Depuis la réforme du Code du travail dite « Marché du travail »( loi 2022-1598 du 21.12.2022), la présomption de démission avait le « vent en poupe » auprès des acteurs politiques. Son objectif était de lutter contre les abandons de poste abusifs, mais son efficacité a été remise en cause, et certains comme France Travail ont fait « marche arrière toute ».
1. Un dispositif pour diminuer le nombre de chômeurs indemnisés mais peu utilisé
La présomption de démission mise en œuvre depuis avril 2023, vise à réduire les licenciements pour faute grave dus aux abandons de poste et à limiter le Nbre de chômeurs indemnisés.
En 2022, 173 000 contrats de travail ont été rompus pour faute grave. Parmi ceux licenciés pour abandon de poste, 55 % se sont inscrits à Pôle emploi et 43 % ont ouvert des droits à l’assurance chômage.

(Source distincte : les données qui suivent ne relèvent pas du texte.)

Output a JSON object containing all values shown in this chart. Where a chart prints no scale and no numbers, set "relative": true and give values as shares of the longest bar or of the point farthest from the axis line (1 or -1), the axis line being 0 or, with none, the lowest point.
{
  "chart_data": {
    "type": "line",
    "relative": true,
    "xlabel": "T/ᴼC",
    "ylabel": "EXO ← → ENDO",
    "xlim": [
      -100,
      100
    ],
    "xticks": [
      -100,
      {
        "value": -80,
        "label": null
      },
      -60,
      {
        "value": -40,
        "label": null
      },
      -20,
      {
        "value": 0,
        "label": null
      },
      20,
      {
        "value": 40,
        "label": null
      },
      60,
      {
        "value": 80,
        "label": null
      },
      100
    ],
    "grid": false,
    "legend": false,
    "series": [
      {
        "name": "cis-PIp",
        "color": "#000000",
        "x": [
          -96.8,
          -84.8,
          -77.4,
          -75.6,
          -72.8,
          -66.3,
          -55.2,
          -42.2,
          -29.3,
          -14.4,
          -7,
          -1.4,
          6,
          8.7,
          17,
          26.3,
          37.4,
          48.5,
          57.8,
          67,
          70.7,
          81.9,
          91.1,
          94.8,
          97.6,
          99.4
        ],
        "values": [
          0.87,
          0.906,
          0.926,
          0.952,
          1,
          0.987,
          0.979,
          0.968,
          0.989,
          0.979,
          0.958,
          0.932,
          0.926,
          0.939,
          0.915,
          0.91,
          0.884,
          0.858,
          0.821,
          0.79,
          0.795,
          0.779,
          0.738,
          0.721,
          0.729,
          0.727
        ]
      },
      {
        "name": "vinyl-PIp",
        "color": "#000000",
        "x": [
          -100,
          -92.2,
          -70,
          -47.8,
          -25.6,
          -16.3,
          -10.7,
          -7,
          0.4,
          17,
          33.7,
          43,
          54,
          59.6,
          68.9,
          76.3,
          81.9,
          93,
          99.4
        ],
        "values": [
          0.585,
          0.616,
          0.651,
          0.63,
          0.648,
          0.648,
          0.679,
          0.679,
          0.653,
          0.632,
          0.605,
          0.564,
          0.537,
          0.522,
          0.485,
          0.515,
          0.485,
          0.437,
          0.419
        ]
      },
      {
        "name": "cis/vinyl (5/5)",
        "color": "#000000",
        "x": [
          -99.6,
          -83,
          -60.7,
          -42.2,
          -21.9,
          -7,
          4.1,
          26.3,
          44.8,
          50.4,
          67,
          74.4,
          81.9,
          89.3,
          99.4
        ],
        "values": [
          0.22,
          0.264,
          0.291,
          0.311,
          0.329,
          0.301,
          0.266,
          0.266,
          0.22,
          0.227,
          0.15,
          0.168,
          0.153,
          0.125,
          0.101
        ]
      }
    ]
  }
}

Ces données suggèrent que les employeurs préfèrent opter pour des licenciements plutôt que la présomption de démission.
En l’absence d’études récentes sur l’efficacité du mécanisme, il est difficile d’en évaluer l’impact. L’étude de la DARES postérieure indique que 70 % des licenciements pour faute grave étaient motivés par un abandon de poste, mais aucun suivi ni étude sur les effets la présomption de démission.
2. un mécanisme simplificateur mais anxiogène
La présomption de démission (art. L.1237-1-1 CT) permet de considérer un salarié comme démissionnaire s’il abandonne son poste et ne répond pas à une mise en demeure. Bien qu’elle soit censée simplifier le processus, cette présomption peut créer de l’incertitude, notamment si l’absence du salarié est justifiée par un motif légitime et sachant que ce motif est apprécié souverainement par les juges du fond et ce « a posteriori » dans le cadre d’une possibilité de contestation légalement prévue.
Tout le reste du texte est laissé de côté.